Notably, the Super-Bond adhesive system, a self-curing dental adhesive resin material, differs significantly from traditional adhesives. In fact, moisture or blood contamination can reduce the adhesive performance of conventional or hydrophilic adhesives [25, 26]. Conversely, Super-Bond adhesive is not affected by little blood and moisture contamination because its polymerization is greatly enhanced when tributylborane, the catalyst, is exposed to moisture and air [27]. The formation of a hybrid layer (resin-impregnated layer) in both enamel and dentin allows excellent bonding and sealing of tooth structures (enamel and dentin) in oral environments where complete dryness is difficult to achieve. Therefore, the Super-Bond adhesive system can be effectively used to reattach fractured fragments. Moreover, studies have demonstrated that the Super-Bond adhesive system exhibits low cytotoxicity and excellent biocompatibility with periodontal tissues, making it suitable for long-term use in the oral cavity [9]. These properties contribute to maintaining periodontal health and reducing the risk of adverse tissue reactions.
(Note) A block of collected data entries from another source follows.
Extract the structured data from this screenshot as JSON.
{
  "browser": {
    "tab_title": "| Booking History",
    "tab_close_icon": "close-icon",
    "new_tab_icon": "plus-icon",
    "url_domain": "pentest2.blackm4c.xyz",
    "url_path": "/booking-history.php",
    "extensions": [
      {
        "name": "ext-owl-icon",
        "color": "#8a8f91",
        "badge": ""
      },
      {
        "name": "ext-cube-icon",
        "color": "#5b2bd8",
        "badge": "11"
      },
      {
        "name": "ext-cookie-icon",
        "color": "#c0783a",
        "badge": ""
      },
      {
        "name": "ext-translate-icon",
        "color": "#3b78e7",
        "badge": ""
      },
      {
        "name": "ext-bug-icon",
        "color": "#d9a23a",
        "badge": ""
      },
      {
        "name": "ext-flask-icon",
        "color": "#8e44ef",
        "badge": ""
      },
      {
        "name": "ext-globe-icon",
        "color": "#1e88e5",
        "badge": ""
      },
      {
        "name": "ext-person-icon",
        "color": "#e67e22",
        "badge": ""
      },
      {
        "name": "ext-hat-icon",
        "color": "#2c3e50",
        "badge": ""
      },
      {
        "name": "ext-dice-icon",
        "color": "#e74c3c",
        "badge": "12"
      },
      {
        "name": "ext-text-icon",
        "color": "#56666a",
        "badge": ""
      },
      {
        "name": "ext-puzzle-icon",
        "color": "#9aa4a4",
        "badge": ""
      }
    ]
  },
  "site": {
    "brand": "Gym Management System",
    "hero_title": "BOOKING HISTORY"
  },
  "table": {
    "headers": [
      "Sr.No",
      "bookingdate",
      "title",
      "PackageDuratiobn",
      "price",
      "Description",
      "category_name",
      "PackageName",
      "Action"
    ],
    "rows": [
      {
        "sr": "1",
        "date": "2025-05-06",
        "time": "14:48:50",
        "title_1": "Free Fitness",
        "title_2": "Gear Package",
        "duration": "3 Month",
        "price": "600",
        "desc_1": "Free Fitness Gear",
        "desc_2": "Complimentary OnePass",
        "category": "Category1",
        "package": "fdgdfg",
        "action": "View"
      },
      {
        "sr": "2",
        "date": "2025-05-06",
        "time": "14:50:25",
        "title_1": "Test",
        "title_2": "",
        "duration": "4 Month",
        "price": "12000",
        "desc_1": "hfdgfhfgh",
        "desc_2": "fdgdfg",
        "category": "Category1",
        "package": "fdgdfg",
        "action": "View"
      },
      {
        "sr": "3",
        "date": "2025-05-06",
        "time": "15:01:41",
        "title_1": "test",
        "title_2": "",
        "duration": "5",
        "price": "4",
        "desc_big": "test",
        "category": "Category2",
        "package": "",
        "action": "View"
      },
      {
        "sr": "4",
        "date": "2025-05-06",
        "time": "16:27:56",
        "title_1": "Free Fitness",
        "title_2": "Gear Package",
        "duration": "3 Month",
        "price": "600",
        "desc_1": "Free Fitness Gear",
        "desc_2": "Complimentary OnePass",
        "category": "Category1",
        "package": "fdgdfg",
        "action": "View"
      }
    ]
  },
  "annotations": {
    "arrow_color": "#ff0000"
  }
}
Studies demonstrate that M-MIST procedures achieve significant probing depth reduction, clinical attachment level gain, and minimal recession at 1-year follow-up compared to baseline [28]. Therefore, in this case, an all-ceramic crown was permanently restored 12 months after flap surgery, following the confirmation of periodontal health, to restore the esthetic effect of the discolored tooth. The case has been followed for 55 months with favorable clinical outcomes and excellent patient satisfaction.
4. Conclusion
This clinical case demonstrated that in an oral environment where complete moisture control is impossible, utilizing Super-Bond for immediate crown-root fragment reattachment under a small periodontal flap is suitable for achieving favorable esthetic restoration outcomes and promoting periodontal health. Limitations include that this method may not be suitable for teeth with severely damaged biological width.